青山学院大学のバスケット部を退部し、今年の5月末に千葉と特別指定選手契約を結んだ22歳は、1月には横浜ビー・コルセアーズでも9試合プレーしている。千葉加入後は敵地での開幕節2試合に出場したが、高校3年間を過ごした“準地元”でのデビュー戦は節目の一日となった。
しかし、試合は第1戦のリベンジに燃えた宇都宮に68−85で惨敗。シューティングガードやスモールフォワードを主戦場とし、ポイントガードとしてもプレーできる赤穂も、ケガ人を抱えているチーム事情からこの日はパワーフォワードでの出場となった。
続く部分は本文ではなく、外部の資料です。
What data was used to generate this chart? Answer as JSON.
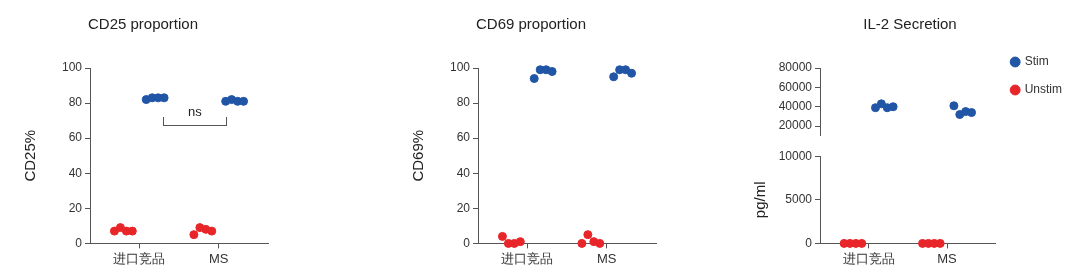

指揮官の大野篤史ヘッドコーチは「できれば上のポジションでプレーさせてあげたかった」と前置きしつつ、「竹内(公輔)選手に当ててみよう」と、試合前から起用法を考えていたという。実際の試合でも、竹内がコートインしたと同時に赤穂を出してマッチアップさせた。
インサイドでプレーするとなれば、196センチという高身長が魅力の赤穂でも、身長やフィジカル面での不利が生じてしまう。それでも赤穂は、不慣れなポジションかつ日本代表でもある206センチの竹内を相手に守備で奮闘。約5分間の出場で得点は奪えなかったものの、竹内に得点を与えなかった。
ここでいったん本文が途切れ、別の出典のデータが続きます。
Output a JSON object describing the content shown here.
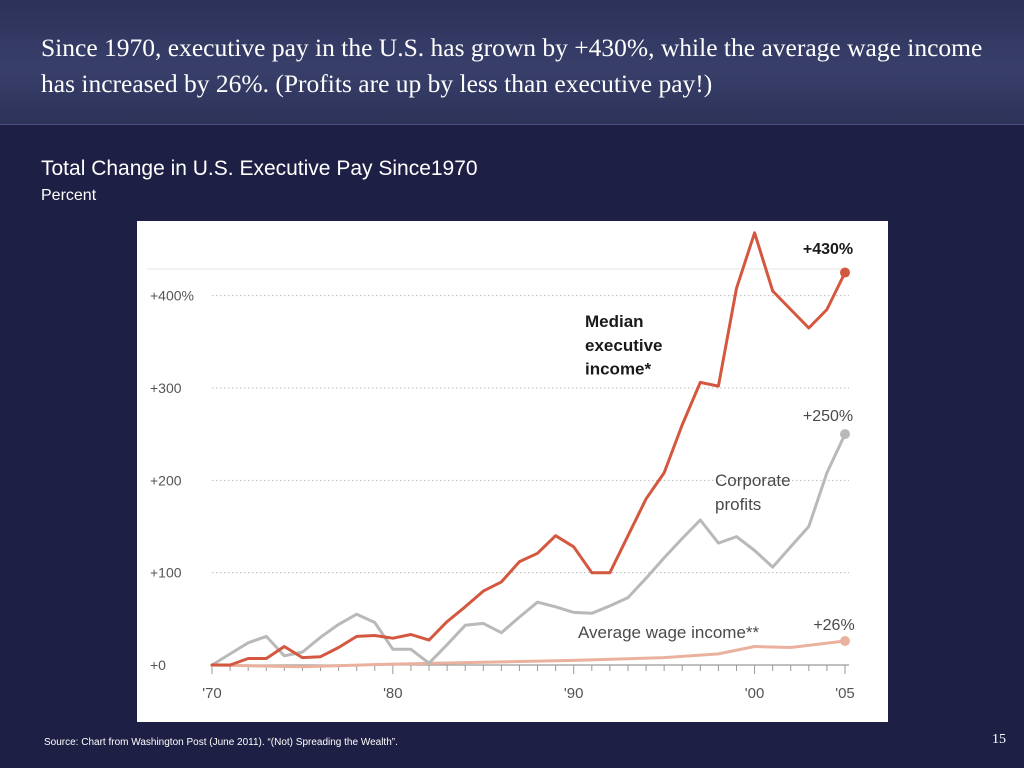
{
  "slide": {
    "title": "Since 1970, executive pay in the U.S. has grown by +430%, while the average wage income has increased by 26%.  (Profits are up by less than executive pay!)",
    "source": "Source: Chart from Washington Post (June 2011). “(Not) Spreading the Wealth”.",
    "page_number": "15"
  },
  "chart_data": {
    "type": "line",
    "title": "Total Change in U.S. Executive Pay Since1970",
    "subtitle": "Percent",
    "xlabel": "",
    "ylabel": "",
    "ylim": [
      0,
      430
    ],
    "xlim": [
      1970,
      2005
    ],
    "grid": true,
    "y_ticks": [
      {
        "value": 400,
        "label": "+400%"
      },
      {
        "value": 300,
        "label": "+300"
      },
      {
        "value": 200,
        "label": "+200"
      },
      {
        "value": 100,
        "label": "+100"
      },
      {
        "value": 0,
        "label": "+0"
      }
    ],
    "x_ticks": [
      {
        "value": 1970,
        "label": "'70"
      },
      {
        "value": 1980,
        "label": "'80"
      },
      {
        "value": 1990,
        "label": "'90"
      },
      {
        "value": 2000,
        "label": "'00"
      },
      {
        "value": 2005,
        "label": "'05"
      }
    ],
    "series": [
      {
        "name": "Median executive income*",
        "color": "#d4583f",
        "end_label": "+430%",
        "x": [
          1970,
          1971,
          1972,
          1973,
          1974,
          1975,
          1976,
          1977,
          1978,
          1979,
          1980,
          1981,
          1982,
          1983,
          1984,
          1985,
          1986,
          1987,
          1988,
          1989,
          1990,
          1991,
          1992,
          1993,
          1994,
          1995,
          1996,
          1997,
          1998,
          1999,
          2000,
          2001,
          2002,
          2003,
          2004,
          2005
        ],
        "values": [
          0,
          0,
          7,
          7,
          20,
          8,
          9,
          19,
          31,
          32,
          29,
          33,
          27,
          47,
          63,
          80,
          90,
          112,
          121,
          140,
          128,
          100,
          100,
          140,
          180,
          208,
          260,
          306,
          302,
          408,
          468,
          405,
          385,
          365,
          385,
          425
        ]
      },
      {
        "name": "Corporate profits",
        "color": "#b9b9b9",
        "end_label": "+250%",
        "x": [
          1970,
          1971,
          1972,
          1973,
          1974,
          1975,
          1976,
          1977,
          1978,
          1979,
          1980,
          1981,
          1982,
          1983,
          1984,
          1985,
          1986,
          1987,
          1988,
          1989,
          1990,
          1991,
          1992,
          1993,
          1994,
          1995,
          1996,
          1997,
          1998,
          1999,
          2000,
          2001,
          2002,
          2003,
          2004,
          2005
        ],
        "values": [
          0,
          12,
          24,
          31,
          10,
          14,
          30,
          44,
          55,
          46,
          17,
          17,
          2,
          22,
          43,
          45,
          35,
          52,
          68,
          63,
          57,
          56,
          64,
          73,
          94,
          116,
          137,
          157,
          132,
          139,
          124,
          106,
          128,
          150,
          208,
          250
        ]
      },
      {
        "name": "Average wage income**",
        "color": "#eab29e",
        "end_label": "+26%",
        "x": [
          1970,
          1975,
          1980,
          1985,
          1990,
          1995,
          1998,
          2000,
          2002,
          2005
        ],
        "values": [
          0,
          -2,
          1,
          3,
          5,
          8,
          12,
          20,
          19,
          26
        ]
      }
    ]
  }
}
この出来には大野HCも「ディフェンスでは体をしっかり張っていいボックスアウトをしていましたし、リバウンドもトラブルにならなかったので良かったと思います」と及第点を与えた。自らプロ入りを決断した赤穂も、「今は出られるポジションで信頼を勝ち取っていかないとプレータイムはもらえないです。練習中から4番(パワーフォワード)を経験できて成長につながっているという実感もあるので、今は楽しい気持ちの方が大きいです」と、ポジティブに捉えている。
「何でもできる」がゆえの悩み、雷太を救った言葉
千葉に入団以降は、指揮官から「『“自分の色”というのをしっかりと見つけて、それを描いていくこと』とよく言われています」と赤穂。「“自分の色”は何か」と問うと、「高身長で外も中もできるのが自分の色」と返ってきた。しかし、「ここ(千葉)に来てからは、全部できるけど飛び抜けたものがないなと感じていた」と続ける。
そんな最初のプロの壁に悩んでいた時、両親からもらった言葉が赤穂を救ったという。「『確かにそうかもしれないけれど、逆にそれができる選手の方が少ないんだから』と言ってもらえてからは吹っ切れました。今まで家族とはほとんどバスケットの話をしてこなかったのですが、自信をなくしかけていた時にその言葉をもらって、自分にしかできない外も中もできるプレースタイルをしっかり確立していきたいと思いました」
赤穂の父は、元日本代表の真さんであり、2人の姉・さくらとひまわり(ひまわりは双子の姉)も女子日本代表に名を連ねる選手である。バスケ一家の長男・雷太が目指すのは無論、“千葉を代表する”ではなく、“日本を代表する”ユーティリティープレーヤーだ。